Should We Blur the Line Between Human and Computer Driving?
One software startup is taking a different approach to the automation of driving.
Vehicle automation could improve safety dramatically, but only if drivers want to use it.
Some luxury cars can already drive unassisted in certain situations: neatly pulling into parking spots, for instance, or taking control in slow-moving traffic by following the car in front. But even as greater automation races to market, some people are asking whether handing over control entirely to the machine is really the right approach.
A startup based in Cambridge, Massachusetts, called nuTonomy is developing automation that’s designed to feel more natural to drivers, and which can be combined with human control more effectively. Whereas a conventional self-driving computer system will analyze the road using radar, lidar, GPS, and other sensors before planning an ideal route, algorithms developed by nuTonomy mimic the way a human drives, identifying a safe corridor to travel through. A car controlled by the company’s software will drive the optimal path through this corridor.
It’s also possible to merge human and computer control more fluidly using the approach. The system can, for example, monitor a driver’s steering, and only intervene if it seems that he or she is about to veer outside the corridor defined by the software.
“The fundamental problem here is that humans and automation approach the driving task differently,” said Karl Iagnemma, a research scientist at MIT and founder of nuTonomy, at a recent conference. Without due care, this could mean that automated driving behaves in unexpected or unnatural-seeming ways that makes drivers uncomfortable.
Iagnemma says nuTonomy is also developing new ways to test and verify that an automated driving system will work in all potential scenarios, something that will help to advance more complex automation. He adds that the company is working with one luxury manufacturer “with an eye towards production.”
Automation in cars has been around for decades—adaptive cruise control has been standard since the 1990s and automatic parallel parking was introduced in the early 2000s.

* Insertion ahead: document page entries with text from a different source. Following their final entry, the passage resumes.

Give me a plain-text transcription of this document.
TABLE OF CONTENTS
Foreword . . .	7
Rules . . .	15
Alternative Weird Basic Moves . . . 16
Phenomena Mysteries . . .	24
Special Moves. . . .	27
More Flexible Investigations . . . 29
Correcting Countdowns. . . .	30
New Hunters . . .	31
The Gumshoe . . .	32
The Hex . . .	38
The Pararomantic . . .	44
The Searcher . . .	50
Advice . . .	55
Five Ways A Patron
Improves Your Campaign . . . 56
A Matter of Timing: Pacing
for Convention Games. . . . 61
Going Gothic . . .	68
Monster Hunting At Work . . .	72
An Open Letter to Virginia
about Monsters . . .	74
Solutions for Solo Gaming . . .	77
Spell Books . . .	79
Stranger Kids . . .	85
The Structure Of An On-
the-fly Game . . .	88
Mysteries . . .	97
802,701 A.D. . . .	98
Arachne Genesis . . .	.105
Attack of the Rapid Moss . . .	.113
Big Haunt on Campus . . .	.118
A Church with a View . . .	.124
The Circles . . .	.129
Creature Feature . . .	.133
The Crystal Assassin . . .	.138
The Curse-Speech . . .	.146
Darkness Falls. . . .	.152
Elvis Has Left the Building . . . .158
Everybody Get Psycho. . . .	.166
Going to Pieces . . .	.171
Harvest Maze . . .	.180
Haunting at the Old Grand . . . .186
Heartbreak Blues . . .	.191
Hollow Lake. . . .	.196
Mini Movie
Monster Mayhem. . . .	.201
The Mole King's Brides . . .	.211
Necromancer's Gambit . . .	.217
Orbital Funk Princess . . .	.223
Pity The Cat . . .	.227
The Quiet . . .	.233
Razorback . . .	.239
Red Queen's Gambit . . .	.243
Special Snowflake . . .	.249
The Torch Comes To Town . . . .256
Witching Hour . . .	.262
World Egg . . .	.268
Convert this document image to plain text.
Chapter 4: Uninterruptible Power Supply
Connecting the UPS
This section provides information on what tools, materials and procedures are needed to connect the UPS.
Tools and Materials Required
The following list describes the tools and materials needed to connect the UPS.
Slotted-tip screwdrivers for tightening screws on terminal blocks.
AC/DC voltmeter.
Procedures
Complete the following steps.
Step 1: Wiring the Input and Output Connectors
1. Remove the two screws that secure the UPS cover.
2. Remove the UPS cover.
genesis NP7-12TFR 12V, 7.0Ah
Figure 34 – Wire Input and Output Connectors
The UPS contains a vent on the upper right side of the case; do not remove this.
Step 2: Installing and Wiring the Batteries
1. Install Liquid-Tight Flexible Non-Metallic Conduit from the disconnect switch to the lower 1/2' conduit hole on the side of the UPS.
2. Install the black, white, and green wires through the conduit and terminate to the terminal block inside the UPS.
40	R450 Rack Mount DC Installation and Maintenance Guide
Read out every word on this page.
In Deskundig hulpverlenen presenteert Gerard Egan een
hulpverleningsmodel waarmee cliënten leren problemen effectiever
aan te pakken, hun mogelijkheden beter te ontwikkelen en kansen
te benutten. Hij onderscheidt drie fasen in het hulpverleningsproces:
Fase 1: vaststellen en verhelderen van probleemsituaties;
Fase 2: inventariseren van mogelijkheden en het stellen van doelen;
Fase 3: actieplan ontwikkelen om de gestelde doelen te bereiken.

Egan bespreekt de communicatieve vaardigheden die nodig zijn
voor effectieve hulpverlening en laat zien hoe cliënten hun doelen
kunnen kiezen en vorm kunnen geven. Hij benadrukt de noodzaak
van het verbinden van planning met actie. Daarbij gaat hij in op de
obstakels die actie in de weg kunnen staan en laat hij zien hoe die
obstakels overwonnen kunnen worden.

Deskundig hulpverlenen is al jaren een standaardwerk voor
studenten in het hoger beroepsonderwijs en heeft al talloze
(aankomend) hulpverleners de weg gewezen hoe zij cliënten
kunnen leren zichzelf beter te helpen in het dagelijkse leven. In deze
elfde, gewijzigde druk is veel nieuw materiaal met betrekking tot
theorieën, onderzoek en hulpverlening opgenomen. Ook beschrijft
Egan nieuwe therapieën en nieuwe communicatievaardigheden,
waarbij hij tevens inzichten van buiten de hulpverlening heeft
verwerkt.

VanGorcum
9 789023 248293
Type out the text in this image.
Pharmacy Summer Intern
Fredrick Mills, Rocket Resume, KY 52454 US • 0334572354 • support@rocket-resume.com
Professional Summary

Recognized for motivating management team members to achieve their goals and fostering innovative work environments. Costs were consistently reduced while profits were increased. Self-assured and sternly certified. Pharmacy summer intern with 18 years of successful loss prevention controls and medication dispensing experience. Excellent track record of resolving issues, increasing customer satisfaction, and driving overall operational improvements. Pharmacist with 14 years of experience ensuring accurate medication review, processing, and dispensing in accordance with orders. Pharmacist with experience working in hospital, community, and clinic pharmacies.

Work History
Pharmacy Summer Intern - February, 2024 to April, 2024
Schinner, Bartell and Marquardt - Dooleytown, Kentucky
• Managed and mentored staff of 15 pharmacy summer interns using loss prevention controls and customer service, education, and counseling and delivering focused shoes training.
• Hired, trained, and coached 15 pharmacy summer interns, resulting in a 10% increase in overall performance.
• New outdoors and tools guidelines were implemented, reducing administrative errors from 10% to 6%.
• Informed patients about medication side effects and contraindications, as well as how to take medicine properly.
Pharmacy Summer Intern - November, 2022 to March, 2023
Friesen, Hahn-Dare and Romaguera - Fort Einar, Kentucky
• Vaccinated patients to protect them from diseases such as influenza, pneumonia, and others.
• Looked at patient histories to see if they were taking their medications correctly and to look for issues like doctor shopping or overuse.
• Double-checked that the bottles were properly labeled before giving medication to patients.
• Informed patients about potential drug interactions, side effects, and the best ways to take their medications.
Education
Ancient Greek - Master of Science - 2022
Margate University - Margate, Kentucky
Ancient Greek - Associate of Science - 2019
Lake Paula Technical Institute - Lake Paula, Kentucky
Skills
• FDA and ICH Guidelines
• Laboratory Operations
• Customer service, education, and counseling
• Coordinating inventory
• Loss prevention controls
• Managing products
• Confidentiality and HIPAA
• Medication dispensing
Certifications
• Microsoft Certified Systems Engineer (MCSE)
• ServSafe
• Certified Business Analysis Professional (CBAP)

But recent advancements have been spectacular. The newest BMW 7-Series, for instance, lets a driver step out of the car and have it park itself in a garage at the push of a button. Some Mercedes models can drive automatically in slow-moving traffic, and both Audi and Volvo plan to introduce such technology in the next year.
This week regulators and legislators move toward mandating greater use of automation in vehicles. The National Transportation Safety Board issued a new report calling for collision avoidance systems to be included in new cars; and legislation proposed in the U.S. House and Senate would require such technology to be factored into car safety ratings.
Progress will reach important milestones this year and next with the introduction of technology that lets cars drive automatically on highways. The electric car maker Tesla has said it will issue an update for its Model S sedans, giving cars with the necessary sensors the ability to take control of speed and steering on highways. Cadillac plans to offer similar technology as an optional extra on some models next year.
The introduction of these systems could raise concerns about driver distraction, especially if drivers suddenly need to retake the wheel (see “Proceed with Caution toward the Self-Driving Car”). Cadillac hasn’t yet said how a driver will hand over or retake control from the system, but Dan Flores, a GM spokesman, says: “Rest assured system failure scenarios are being comprehended in the development.”
Greater automation is being propelled by interest not only from automakers but also from technology companies. Besides Google and its driverless car, Uber has signaled its interest in self-driving technology by poaching academic researchers with expertise in the area from Carnegie Mellon University, and even Apple is now rumored to be developing automated driving technology (see “Apple’s Real Car Play”).
Paul Green, a professor at the University of Michigan who studies driver behavior and vehicle interfaces, says partial automation inevitably raises new issues. “A big problem here is that this is a pretty substantial change in the way people drive,” he says. “Various people are pushing to do this quickly, but it’s the kind of thing you need to do carefully. We really can’t predict how people will behave.”